This is the fourth novel by Alex Marwood that I’ve read. I loved The Wicked Girls, The Killer Next Door, and the Darkest Secret, and The Poison Garden does not disappoint. It fascinates each of Marwood’s books is distinctive and different, all excellent but if you didn’t know, you’d swear they are by different authors. This one is a story about a cult that very much resembles Jim Jones’s People’s Temple, though located in Wales instead of Guyana. It also resembles Rebecca Wait’s The Followers: in both the cult is called the Ark, a reminder to us that Noah was truly the first (and most successful) survivalist. The members of the Ark community refer to all those outside their as the Dead. The leader of the cult, Lucien, chooses mating partners for the girls when they come of age, but some are especially honoured to bear his own progeny, who become a kind of aristocracy within the community. Just what is expected to happen to the human race at the Great Disaster is never specified, whether it’s going to be ecological, military, or even astronomical, is not revealed. We discover early instead that something like the Jonestown massacre overtakes most of the cult. The front story set in 2019 feature three half-siblings who escaped, Romy, Ilo and Eden. The latter two find their way to being fostered by their aunt Sarah in East Anglia, where Romy eventually joins them. Romy is also pregnant by Lucien. Romy carries a knife and is most adept at survival skills, especially dealing with rapists. Ilo and Eden’s schoolmates also learn the consequences of bullying.

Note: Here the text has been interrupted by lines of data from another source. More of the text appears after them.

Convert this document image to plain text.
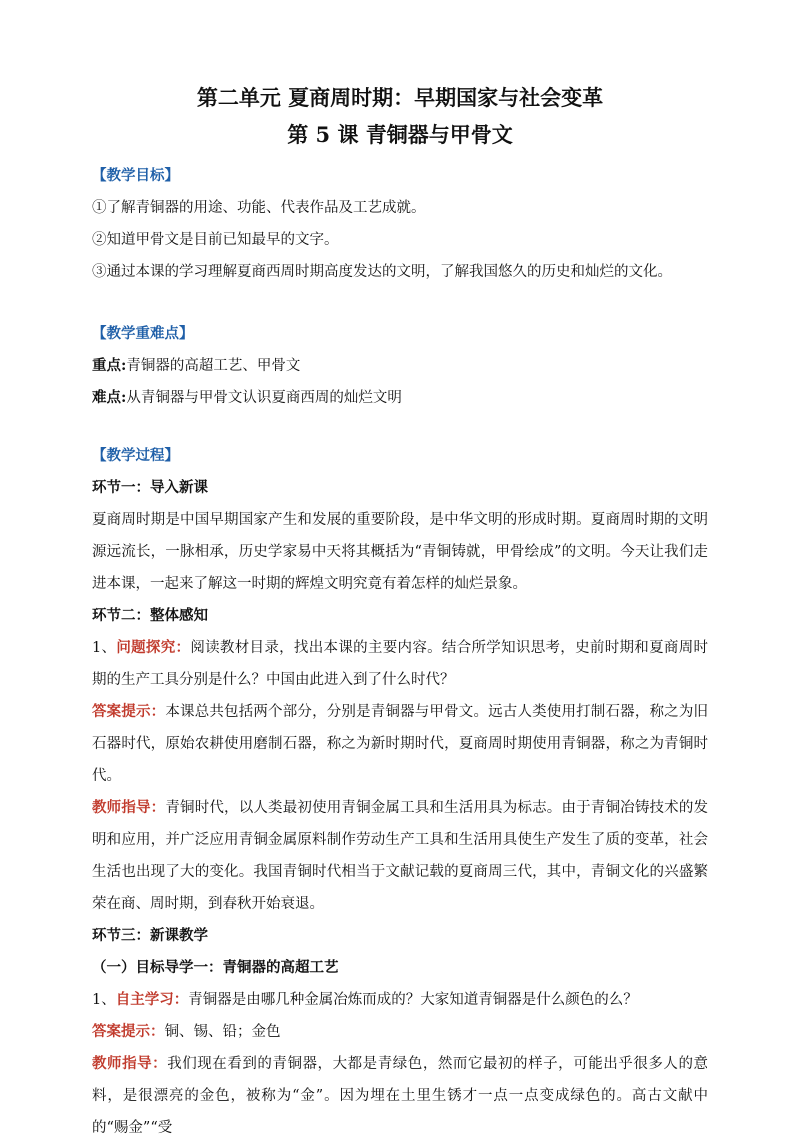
第二单元 夏商周时期：早期国家与社会变革

第 5 课 青铜器与甲骨文

【教学目标】

①了解青铜器的用途、功能、代表作品及工艺成就。

②知道甲骨文是目前已知最早的文字。

③通过本课的学习理解夏商西周时期高度发达的文明，了解我国悠久的历史和灿烂的文化。

【教学重难点】

重点:青铜器的高超工艺、甲骨文

难点:从青铜器与甲骨文认识夏商西周的灿烂文明

【教学过程】

环节一：导入新课

夏商周时期是中国早期国家产生和发展的重要阶段，是中华文明的形成时期。夏商周时期的文明源远流长，一脉相承，历史学家易中天将其概括为“青铜铸就，甲骨绘成”的文明。今天让我们走进本课，一起来了解这一时期的辉煌文明究竟有着怎样的灿烂景象。

环节二：整体感知

1、问题探究：阅读教材目录，找出本课的主要内容。结合所学知识思考，史前时期和夏商周时期的生产工具分别是什么？中国由此进入到了什么时代？

答案提示：本课总共包括两个部分，分别是青铜器与甲骨文。远古人类使用打制石器，称之为旧石器时代，原始农耕使用磨制石器，称之为新时期时代，夏商周时期使用青铜器，称之为青铜时代。

教师指导：青铜时代，以人类最初使用青铜金属工具和生活用具为标志。由于青铜冶铸技术的发明和应用，并广泛应用青铜金属原料制作劳动生产工具和生活用具使生产发生了质的变革，社会生活也出现了大的变化。我国青铜时代相当于文献记载的夏商周三代，其中，青铜文化的兴盛繁荣在商、周时期，到春秋开始衰退。

环节三：新课教学

（一）目标导学一：青铜器的高超工艺

1、自主学习：青铜器是由哪几种金属冶炼而成的？大家知道青铜器是什么颜色的么？

答案提示：铜、锡、铅；金色

教师指导：我们现在看到的青铜器，大都是青绿色，然而它最初的样子，可能出乎很多人的意料，是很漂亮的金色，被称为“金”。因为埋在土里生锈才一点一点变成绿色的。高古文献中的“赐金”“受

The Ark community is well developed in the story. Though “Everybody is No One and No One is Somebody” are the motto of the community, Lucien, his partner Vita, an American though that plays no part of the story, and some of his offspring seem to form an inner circle who actually run things. Community members who run afoul with the leaders have a habit of disappearing or suffering fatal accidents. In either case they are simply not mentioned again. Sarah is the product of a fanatical evangelical Christian church that is virtually a cult itself, whilst the Ark seems to profess some kind of neo-paganism, though I also sensed the suggestion that the Ark existed only to gratify Lucien and his family’s appetite for sex and power.
As I read The Poison Garden with a raging tooth ache, I’m a bit unclear on some of the details and eager to read over parts again. But for now I found the ending a bit enigmatic. It seems the cult may indeed survive, perhaps as they imagine as the only survivors. But whatever the conclusion, this is an engrossing read.